Life Insurance on Children

The value of having life insurance on children

There are two schools of thought on the value of having life insurance on children. Some parents may say that a child’s life insurance is unnecessary as a funeral is not very expensive, and there is no need for insurance other than perhaps setting aside a small amount to cover this expense.

The other school looks beyond this as coverage for the use of life insurance as a funeral expense to other reasons for having children’s life insurance. The thought of getting a child life insurance policy can be challenging to appreciate. And there is every reason for parents to have such reactions when it comes to this sensitive matter. However, if we are going to think objectively, a life insurance policy can be of great help at any time when there is a real need.

Parents are setting funds aside to set this up


  • There may be some hereditary issues in the family history that leads them to want to put some life insurance on their children to ensure they will have life insurance in the future. Some issues may make it difficult to get insurance in the first place, which is where we help.

  • To guarantee that the child will be able to purchase at least $250,000 of insurance before the age of 25 if they become uninsurable or rated for any reason. This is happening more than one might imagine.

  • If a child passes, it is frequently not sudden, and the family could have incurred many expenses over this period.

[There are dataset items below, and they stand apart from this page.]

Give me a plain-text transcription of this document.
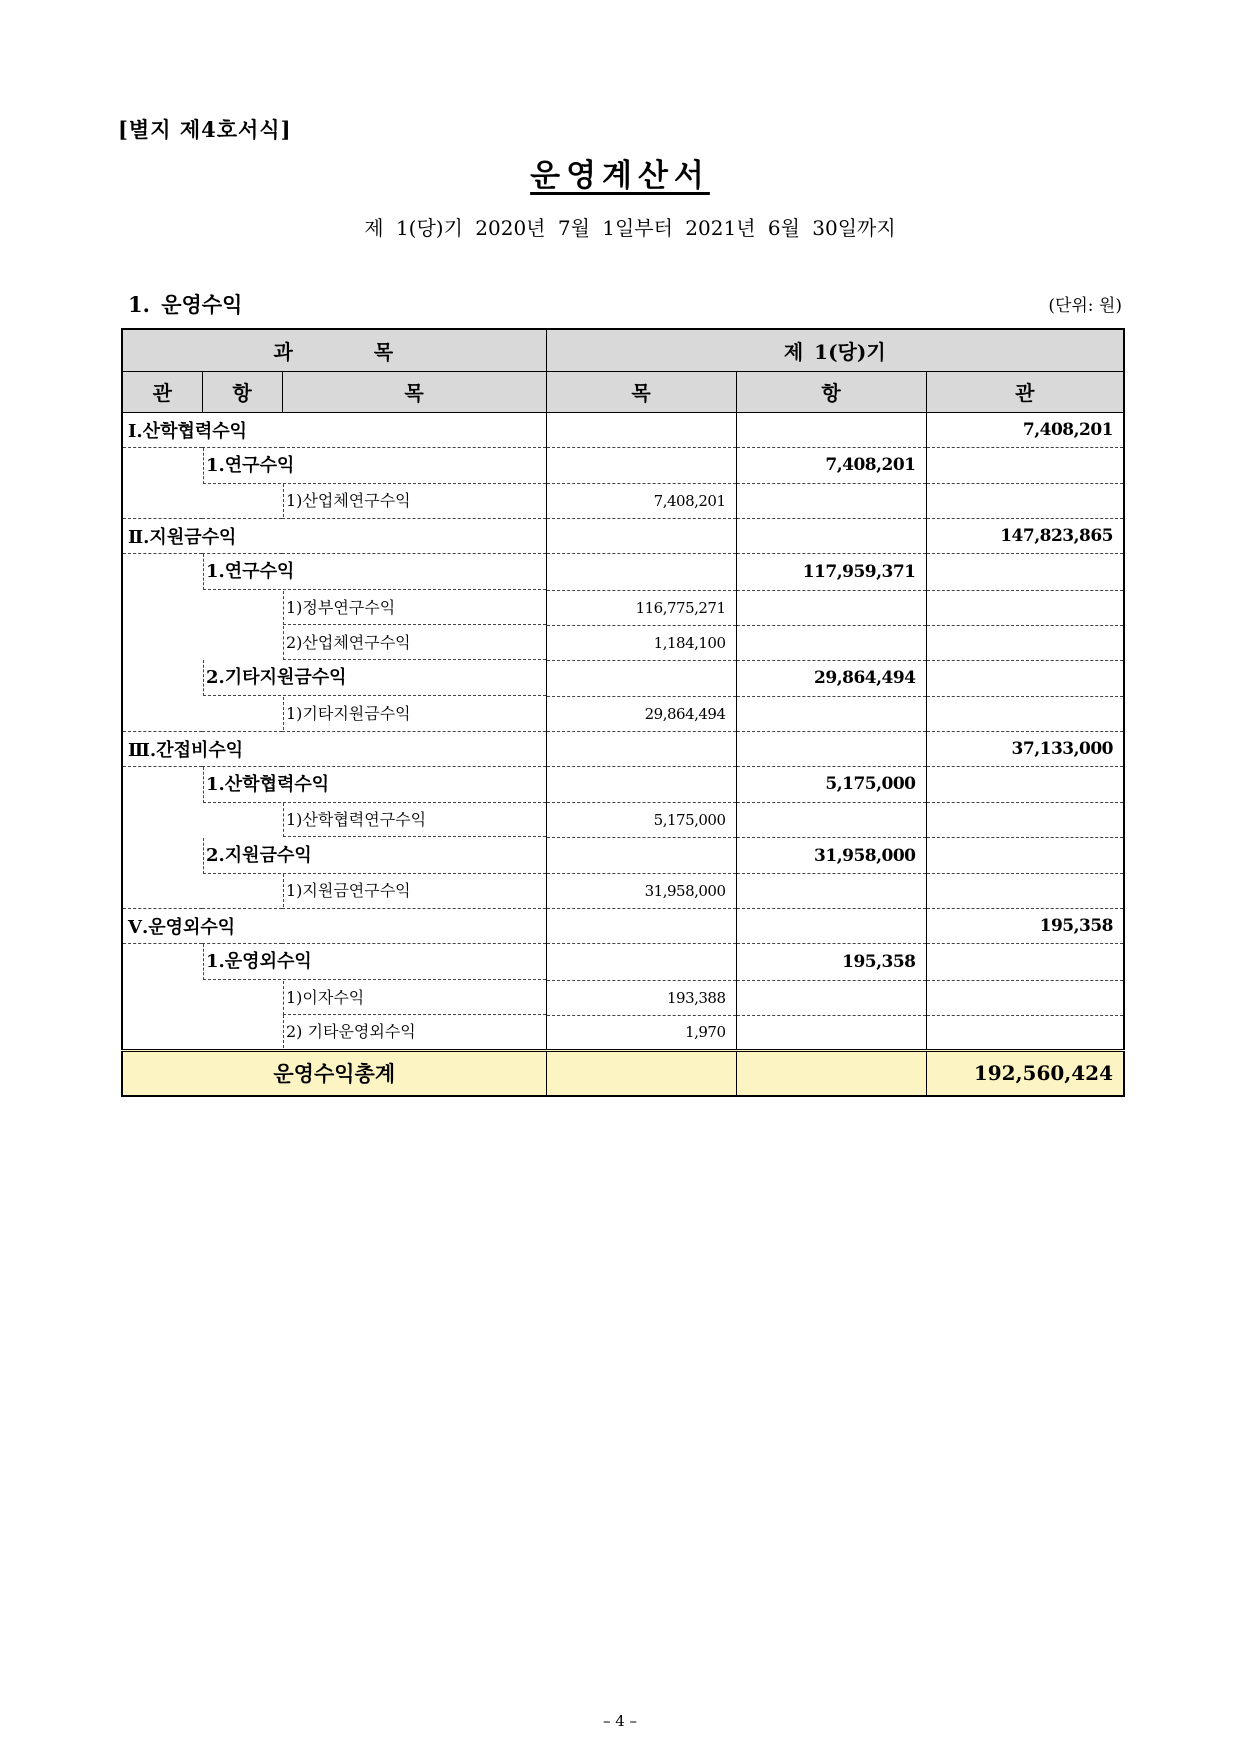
[별지 제4호서식]
운영계산서
제 1(당)기 2020년 7월 1일부터 2021년 6월 30일까지
1. 운영수익	(단위: 원)
과 목			제 1(당)기		
관	항	목	목	항	관
Ⅰ.산학협력수익					7,408,201

1.연구수익				7,408,201	

1)산업체연구수익			7,408,201		
Ⅱ.지원금수익					147,823,865

1.연구수익				117,959,371	

1)정부연구수익			116,775,271		

2)산업체연구수익			1,184,100		

2.기타지원금수익				29,864,494	

1)기타지원금수익			29,864,494		
Ⅲ.간접비수익					37,133,000

1.산학협력수익				5,175,000	

1)산학협력연구수익			5,175,000		

2.지원금수익				31,958,000	

1)지원금연구수익			31,958,000		
Ⅴ.운영외수익					195,358

1.운영외수익				195,358	

1)이자수익			193,388		

2) 기타운영외수익			1,970		
운영수익총계					192,560,424
– 4 –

Children’s life insurance will provide some funds to help and possibly a memorial.

  • Some families appreciate the importance of life insurance for children. Many of these families will purchase a fully paid plan in 15 or 20 years, and the parents or grandparents take on the responsibility of paying these premiums for this time frame.
  • When parents’ cash flow allows, they can purchase a permanent policy for their children for a modest amount of life insurance with the idea of stuffing as much cash as possible into it to create a policy with a lot of cash that is growing tax-deferred. This policy cash value is available when the child needs it for university or a down payment. We would welcome a conversation on this if it were of interest as it needs to be set up carefully.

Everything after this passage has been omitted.